The aerotropolis, however, does cause other, less readily obvious ripples in how we travel that will affect American travelers. “Once you build these infrastructures and you make travel more efficient, you change global travel patterns,” says Lindsay. “It opens up places. It makes it easier to create hubs and connect. It leads to a rise in travel destinations we never thought of before or that were really difficult to get to.”
He points to Dubai as the ultimate example. “It was barely on the map 20 years ago,” he says. But after spending $500 million on a new concourse, and after Emirates airline acquired several new long-haul jets, the city became an important hub, linking places that had never been connected before.
“The Seychelles becomes easier to reach because you can stop over in Dubai,” says Lindsay. “In Africa there are 14 aerotropolises being built. And in places like the Middle East and Asia, people are sitting down and building cities from scratch around the airport. China alone is building the equivalent of Rome every week. It will be interesting to see what destinations open up.”
Opening up the world
Songdo aims to be the best of these new aerotropolises. It has taken features of well-loved cities, such as Venice’s canals and Savannah’s pocket parks, and replicated them. It’s a smart, wired, sustainable city. It’s as accessible to the airport as Reston Town Center is to Dulles.

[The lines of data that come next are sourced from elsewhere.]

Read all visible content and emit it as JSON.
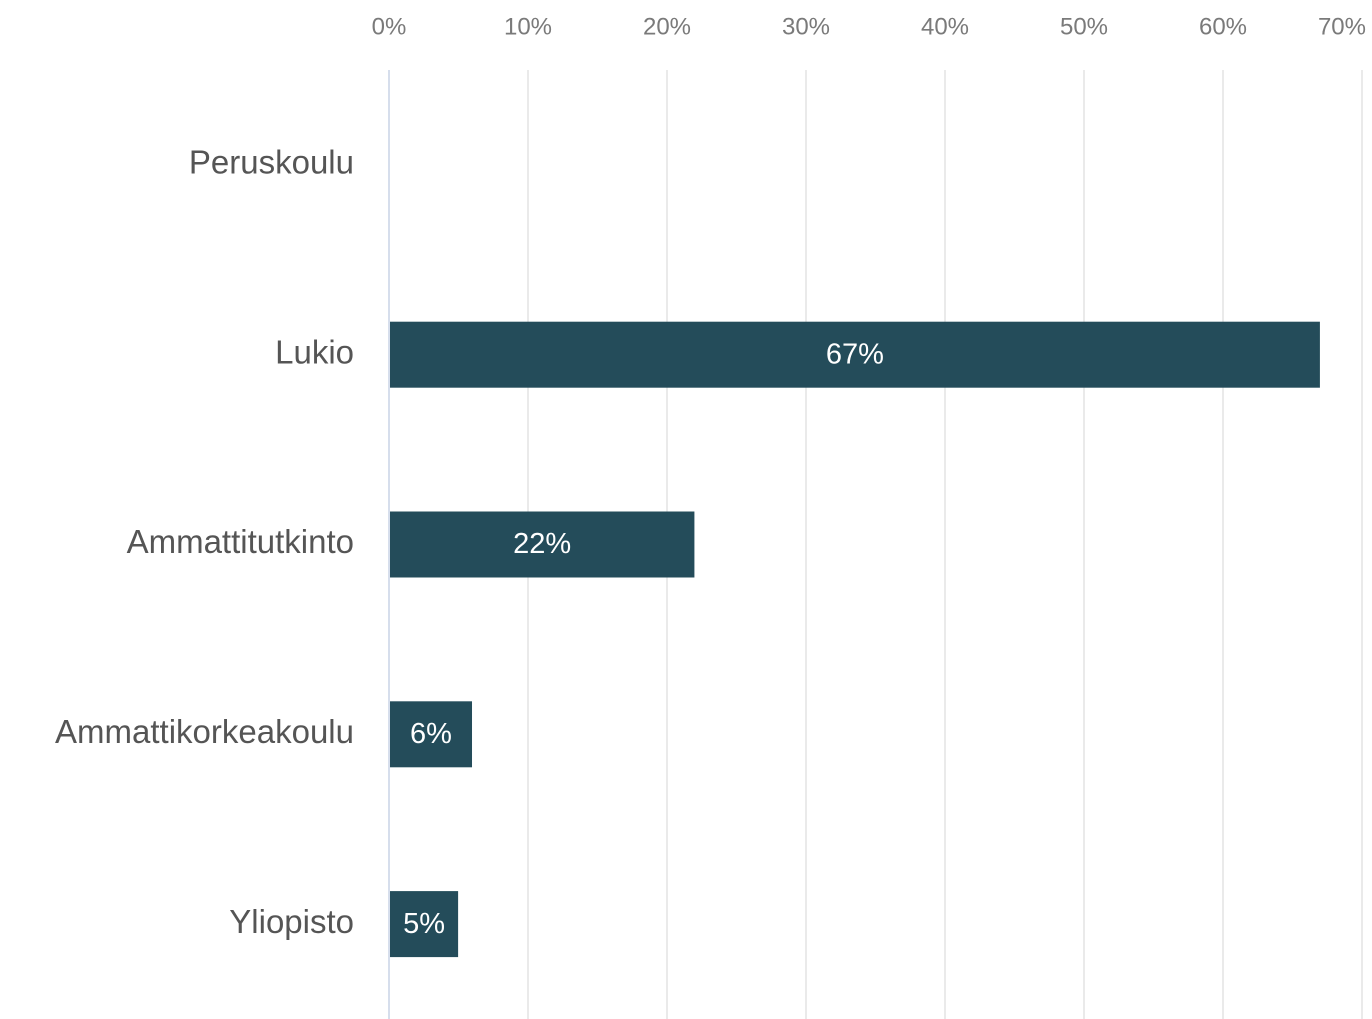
{
  "chart_data": {
    "type": "barh",
    "categories": [
      "Peruskoulu",
      "Lukio",
      "Ammattitutkinto",
      "Ammattikorkeakoulu",
      "Yliopisto"
    ],
    "values": [
      0,
      66.9,
      21.9,
      5.9,
      4.9
    ],
    "value_labels": [
      null,
      "67%",
      "22%",
      "6%",
      "5%"
    ],
    "color": "#244c5a",
    "xlim": [
      0,
      70
    ],
    "xticks": [
      {
        "value": 0,
        "label": "0%"
      },
      {
        "value": 10,
        "label": "10%"
      },
      {
        "value": 20,
        "label": "20%"
      },
      {
        "value": 30,
        "label": "30%"
      },
      {
        "value": 40,
        "label": "40%"
      },
      {
        "value": 50,
        "label": "50%"
      },
      {
        "value": 60,
        "label": "60%"
      },
      {
        "value": 70,
        "label": "70%"
      }
    ],
    "grid": true
  }
}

If Songdo is South Korea’s Reston, as Thorpe has said, then perhaps it will have the same impact. Over the past 50 years, the area around Dulles has been transformed from farmland into two of the richest counties in the United States. Gale International and the South Korean government certainly hope to replicate that sort of transformation.
And other cities are following close on Songdo’s heels.
“Beijing is already building a second airport larger than the first, with the capacity for 200 million passengers per year and an airport city to go around it,” says Lindsay, which would make it the busiest airport based on passenger traffic.
As the number of aerotropolises worldwide mushrooms, the impact on travelers will become clearer. Already, we see the concept making business travel easier, opening up leisure travel for entirely new populations and exposing current leisure travelers to new places on the globe.
“The fact that United Airlines intends to start flying to Chongqing [China] with its new Boeing 787 Dreamliners is telling,” says Linsday. “A decade ago, how many Americans had even heard of Chongqing?
“More places are about to appear on the map.”